So was the finding of the Judge at a recent hearing of a claim against our member motor trader for a full refund in respect of the sale of an electric car.
It was alleged by the consumer that he was not told certain things about the car that he should have been told in relation to its range, which amounted to an omission and on that basis the car had been mis-sold and he was entitled to a full refund after some 18 months plus.
It was accepted that our member had warned the consumer that the trip computer range could not be relied on and it was further accepted that no range was ever implied.
Regardless, the consumer was of the opinion that he should have been informed of the range and so he determined to extrapolate from what he had been told that the achievable range could actually be rather more than that indicated on the trip computer! Suffice to say, he was shocked and stunned and not a bit amazed when he found that his theory did not match the performance of the car.

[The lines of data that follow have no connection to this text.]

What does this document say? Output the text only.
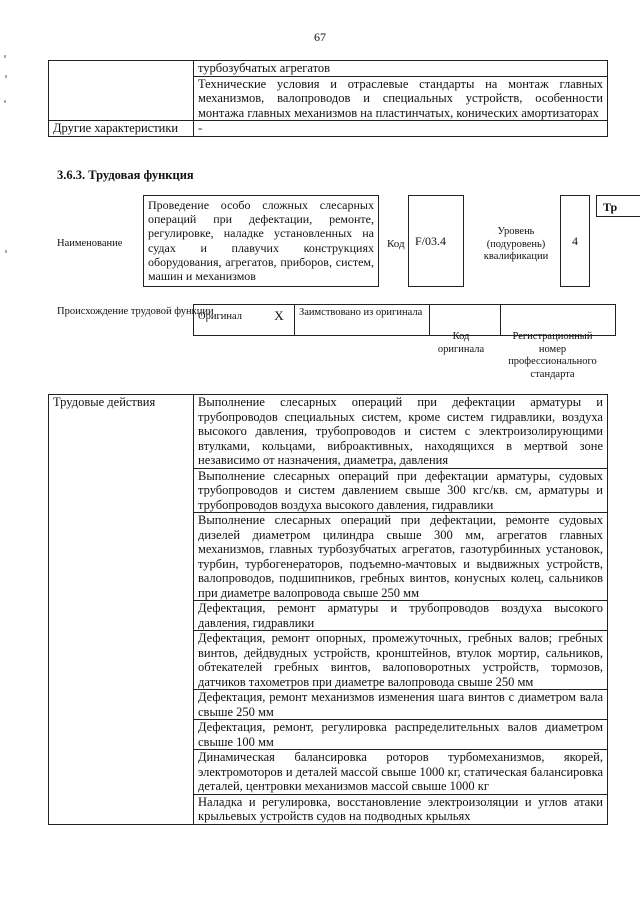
67
	турбозубчатых агрегатов
	Технические условия и отраслевые стандарты на монтаж главных механизмов, валопроводов и специальных устройств, особенности монтажа главных механизмов на пластинчатых, конических амортизаторах
Другие характеристики	-
3.6.3. Трудовая функция
Наименование
Проведение особо сложных слесарных операций при дефектации, ремонте, регулировке, наладке установленных на судах и плавучих конструкциях оборудования, агрегатов, приборов, систем, машин и механизмов
Код F/03.4
Уровень (подуровень) квалификации
4
Тр
Происхождение трудовой функции
Оригинал	X	Заимствовано из оригинала		
Код оригинала
Регистрационный номер профессионального стандарта
Трудовые действия	Выполнение слесарных операций при дефектации арматуры и трубопроводов специальных систем, кроме систем гидравлики, воздуха высокого давления, трубопроводов и систем с электроизолирующими втулками, кольцами, виброактивных, находящихся в мертвой зоне независимо от назначения, диаметра, давления
Выполнение слесарных операций при дефектации арматуры, судовых трубопроводов и систем давлением свыше 300 кгс/кв. см, арматуры и трубопроводов воздуха высокого давления, гидравлики
Выполнение слесарных операций при дефектации, ремонте судовых дизелей диаметром цилиндра свыше 300 мм, агрегатов главных механизмов, главных турбозубчатых агрегатов, газотурбинных установок, турбин, турбогенераторов, подъемно-мачтовых и выдвижных устройств, валопроводов, подшипников, гребных винтов, конусных колец, сальников при диаметре валопровода свыше 250 мм
Дефектация, ремонт арматуры и трубопроводов воздуха высокого давления, гидравлики
Дефектация, ремонт опорных, промежуточных, гребных валов; гребных винтов, дейдвудных устройств, кронштейнов, втулок мортир, сальников, обтекателей гребных винтов, валоповоротных устройств, тормозов, датчиков тахометров при диаметре валопровода свыше 250 мм
Дефектация, ремонт механизмов изменения шага винтов с диаметром вала свыше 250 мм
Дефектация, ремонт, регулировка распределительных валов диаметром свыше 100 мм
Динамическая балансировка роторов турбомеханизмов, якорей, электромоторов и деталей массой свыше 1000 кг, статическая балансировка деталей, центровки механизмов массой свыше 1000 кг
Наладка и регулировка, восстановление электроизоляции и углов атаки крыльевых устройств судов на подводных крыльях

It was further accepted that the car was not faulty.
On the evidence, there was no question that our member had complied with his obligations under the Consumer Rights Act, fully. Indeed, he had made a number of goodwill offers to assist the consumer but these were roundly rejected.
In her judgment, the Judge praised our member for having “gone above and beyond” his obligations.
Conversely, the consumer was criticised for bombarding the Judge with more than 50 emails during the weekend before the hearing, which was but part of what Lawgistics and our member had been subjected to over the months.
No fault, no misleading statement and no claim, so were the findings of the Judge. Claim dismissed.
Another victory for common sense, the Rule of Law and the motor trade against unrealistic off beam consumer expectations.